Matrix-Based Hydrogels in Biomedical Applications: Design, Functionality, and Translational Insights

Aswathi Ramesh ¹, Rajasekaran Subbarayan ^1,2*, Dhasarathdev Srinivasan ¹, Ranjith Balakrishnan ¹  Rupendra Shrestha ^3*, Ankush Chauhan ²

1. Centre for Advanced Biotherapeutics and Regenerative Medicine, Faculty of Research, Chettinad Hospital and Research Institute, Chettinad Academy of Research and Education, Kelambakkam, Tamil Nadu, India

2. Centre for Herbal Pharmacology and Environmental Sustainability, Chettinad Hospital and Research Institute, Chettinad Academy of Research and Education, Kelambakkam, Tamil Nadu, India

3. Department of Natural and Applied Sciences, Nexus Institute of Research and Innovation (NIRI), Lalitpur, Nepal.

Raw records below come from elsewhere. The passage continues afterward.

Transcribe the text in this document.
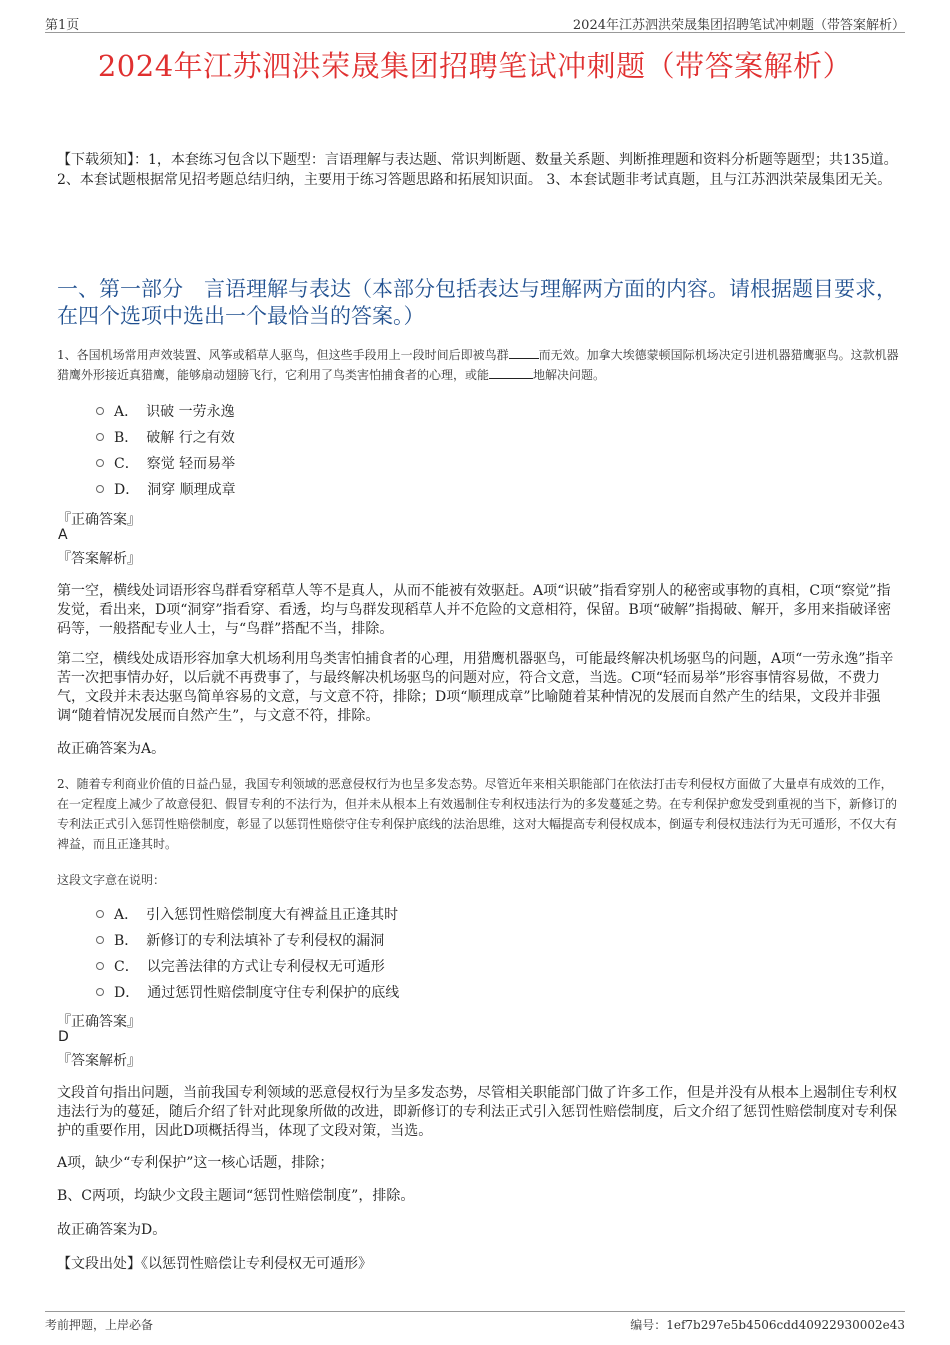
第1页	2024年江苏泗洪荣晟集团招聘笔试冲刺题（带答案解析）
2024年江苏泗洪荣晟集团招聘笔试冲刺题（带答案解析）
【下载须知】：1，本套练习包含以下题型：言语理解与表达题、常识判断题、数量关系题、判断推理题和资料分析题等题型；共135道。 2、本套试题根据常见招考题总结归纳，主要用于练习答题思路和拓展知识面。 3、本套试题非考试真题，且与江苏泗洪荣晟集团无关。
一、第一部分　言语理解与表达（本部分包括表达与理解两方面的内容。请根据题目要求，在四个选项中选出一个最恰当的答案。）
1、各国机场常用声效装置、风筝或稻草人驱鸟，但这些手段用上一段时间后即被鸟群	而无效。加拿大埃德蒙顿国际机场决定引进机器猎鹰驱鸟。这款机器猎鹰外形接近真猎鹰，能够扇动翅膀飞行，它利用了鸟类害怕捕食者的心理，或能	地解决问题。
A． 识破 一劳永逸
B． 破解 行之有效
C． 察觉 轻而易举
D． 洞穿 顺理成章
『正确答案』
A
『答案解析』
第一空，横线处词语形容鸟群看穿稻草人等不是真人，从而不能被有效驱赶。A项“识破”指看穿别人的秘密或事物的真相，C项“察觉”指发觉，看出来，D项“洞穿”指看穿、看透，均与鸟群发现稻草人并不危险的文意相符，保留。B项“破解”指揭破、解开，多用来指破译密码等，一般搭配专业人士，与“鸟群”搭配不当，排除。
第二空，横线处成语形容加拿大机场利用鸟类害怕捕食者的心理，用猎鹰机器驱鸟，可能最终解决机场驱鸟的问题，A项“一劳永逸”指辛苦一次把事情办好，以后就不再费事了，与最终解决机场驱鸟的问题对应，符合文意，当选。C项“轻而易举”形容事情容易做，不费力气，文段并未表达驱鸟简单容易的文意，与文意不符，排除；D项“顺理成章”比喻随着某种情况的发展而自然产生的结果，文段并非强调“随着情况发展而自然产生”，与文意不符，排除。
故正确答案为A。
2、随着专利商业价值的日益凸显，我国专利领域的恶意侵权行为也呈多发态势。尽管近年来相关职能部门在依法打击专利侵权方面做了大量卓有成效的工作，在一定程度上减少了故意侵犯、假冒专利的不法行为，但并未从根本上有效遏制住专利权违法行为的多发蔓延之势。在专利保护愈发受到重视的当下，新修订的专利法正式引入惩罚性赔偿制度，彰显了以惩罚性赔偿守住专利保护底线的法治思维，这对大幅提高专利侵权成本，倒逼专利侵权违法行为无可遁形，不仅大有裨益，而且正逢其时。
这段文字意在说明：
A． 引入惩罚性赔偿制度大有裨益且正逢其时
B． 新修订的专利法填补了专利侵权的漏洞
C． 以完善法律的方式让专利侵权无可遁形
D． 通过惩罚性赔偿制度守住专利保护的底线
『正确答案』
D
『答案解析』
文段首句指出问题，当前我国专利领域的恶意侵权行为呈多发态势，尽管相关职能部门做了许多工作，但是并没有从根本上遏制住专利权违法行为的蔓延，随后介绍了针对此现象所做的改进，即新修订的专利法正式引入惩罚性赔偿制度，后文介绍了惩罚性赔偿制度对专利保护的重要作用，因此D项概括得当，体现了文段对策，当选。
A项，缺少“专利保护”这一核心话题，排除；
B、C两项，均缺少文段主题词“惩罚性赔偿制度”，排除。
故正确答案为D。
【文段出处】《以惩罚性赔偿让专利侵权无可遁形》
考前押题，上岸必备	编号：1ef7b297e5b4506cdd40922930002e43
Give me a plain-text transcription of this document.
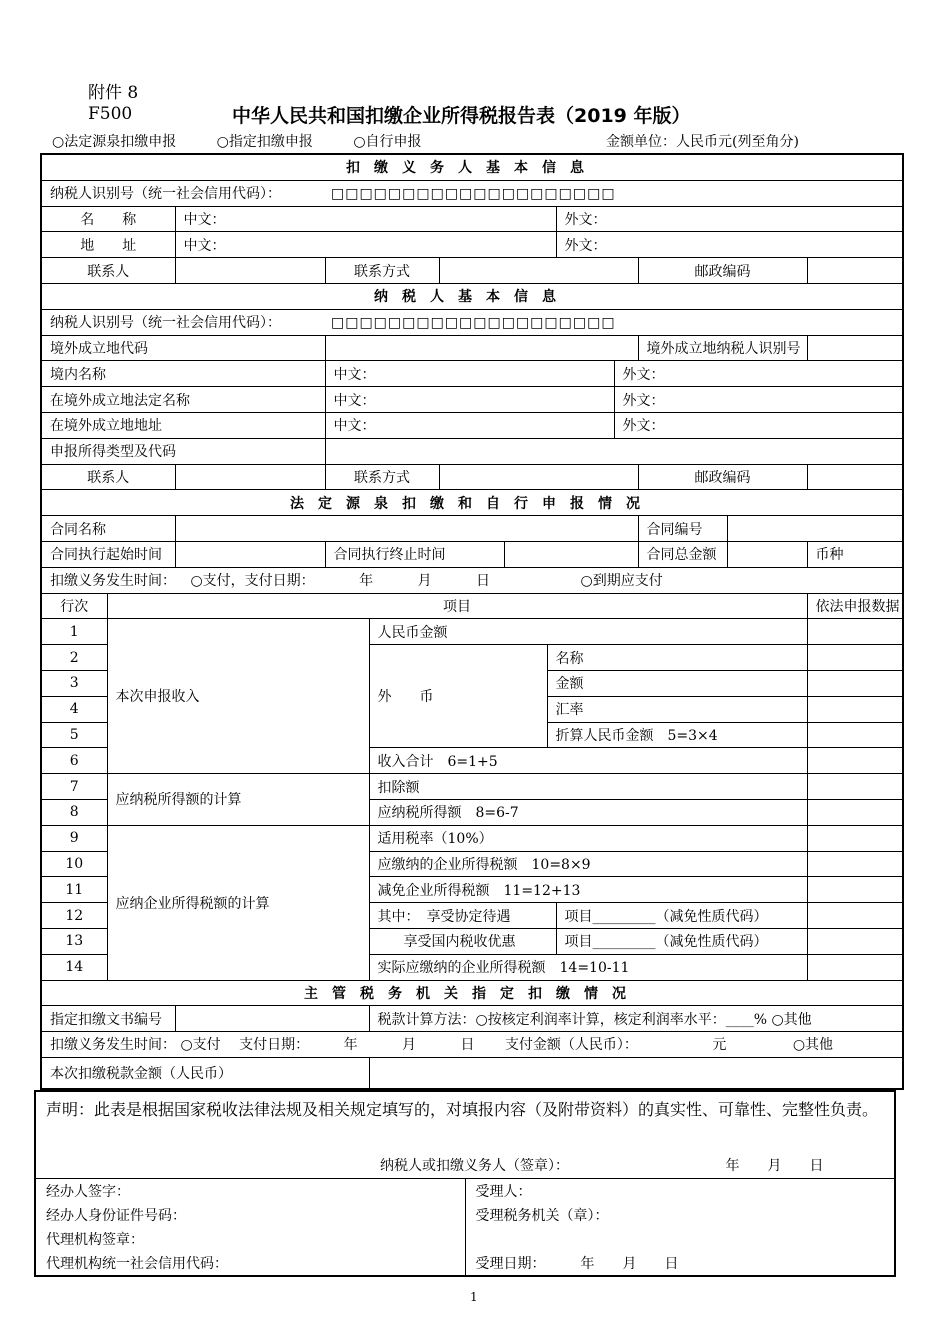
附件 8
F500	中华人民共和国扣缴企业所得税报告表（2019 年版）
○法定源泉扣缴申报	○指定扣缴申报	○自行申报	金额单位：人民币元(列至角分)
扣缴义务人基本信息												
纳税人识别号（统一社会信用代码）： □□□□□□□□□□□□□□□□□□□□												
名　　称		中文：						外文：				
地　　址		中文：						外文：				
联系人			联系方式							邮政编码		
纳税人基本信息												
纳税人识别号（统一社会信用代码）： □□□□□□□□□□□□□□□□□□□□												
境外成立地代码										境外成立地纳税人识别号		
境内名称			中文：						外文：			
在境外成立地法定名称			中文：						外文：			
在境外成立地地址			中文：						外文：			
申报所得类型及代码												
联系人			联系方式							邮政编码		
法定源泉扣缴和自行申报情况												
合同名称										合同编号		
合同执行起始时间			合同执行终止时间							合同总金额		币种
扣缴义务发生时间： ○支付，支付日期： 年 月 日 ○到期应支付												
行次	项目											依法申报数据
1	本次申报收入			人民币金额								
2				外　　币			名称					
3							金额					
4							汇率					
5							折算人民币金额　5=3×4					
6				收入合计　6=1+5								
7	应纳税所得额的计算			扣除额								
8				应纳税所得额　8=6-7								
9	应纳企业所得税额的计算			适用税率（10%）								
10				应缴纳的企业所得税额　10=8×9								
11				减免企业所得税额　11=12+13								
12				其中：　享受协定待遇				项目_________（减免性质代码）				
13				享受国内税收优惠				项目_________（减免性质代码）				
14				实际应缴纳的企业所得税额　14=10-11								
主管税务机关指定扣缴情况												
指定扣缴文书编号				税款计算方法：○按核定利润率计算，核定利润率水平：____% ○其他								
扣缴义务发生时间： ○支付　 支付日期： 年 月 日 支付金额（人民币）： 元 ○其他												
本次扣缴税款金额（人民币）												
声明：此表是根据国家税收法律法规及相关规定填写的，对填报内容（及附带资料）的真实性、可靠性、完整性负责。	
纳税人或扣缴义务人（签章）： 年　　月　　日	
经办人签字：	受理人：
经办人身份证件号码：	受理税务机关（章）：
代理机构签章：	
代理机构统一社会信用代码：	受理日期：　　　年　　月　　日
1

Publications: Biomedical Research and Therapy. 2026;13(2):8271-8290. doi: 10.15419/p1p44j23

Abstract – Hydrogels, defined as three-dimensional hydrophilic polymeric networks, have emerged as indispensable materials in drug delivery systems owing to their ability to encapsulate and release therapeutic agents in a controlled manner. Their structural characteristics closely mimic those of biological tissues, thereby enhancing biocompatibility and minimizing adverse systemic effects. Hydrogels can be engineered to respond to diverse physiological stimuli, such as pH and temperature, consequently facilitating the targeted release of drugs tailored to specific pathologies. Various crosslinking techniques, including physical and chemical methods, influence the mechanical stability and responsiveness of these materials, enabling advancements in applications ranging from tissue engineering to minimally invasive surgeries. Recent innovations include hybrid synthesis techniques that combine distinct crosslinking methods to augment the functional performance and customization of hydrogels. Furthermore, integrating biosensors and computational design methods into hydrogel frameworks holds promise for the development of autonomous systems capable of real-time therapeutic adjustments. In this review, we focus on the latest advancements in hydrogel design, with an emphasis on crosslinking strategies, stimulus-responsive mechanisms, and their integration into emerging biomedical applications. By synthesizing current research, we highlight the transformative potential of hydrogels in personalized medicine and their roles in addressing diverse clinical challenges.

Cite: Ramesh, A., Subbarayan, R., Srinivasan, D., Balakrishnan, R., Shrestha, R., & Chauhan, A. Matrix-Based Hydrogels in Biomedical Applications: Design, Functionality, and Translational Insights. Biomedical Research and Therapy. 2026;13(2):8271-8290.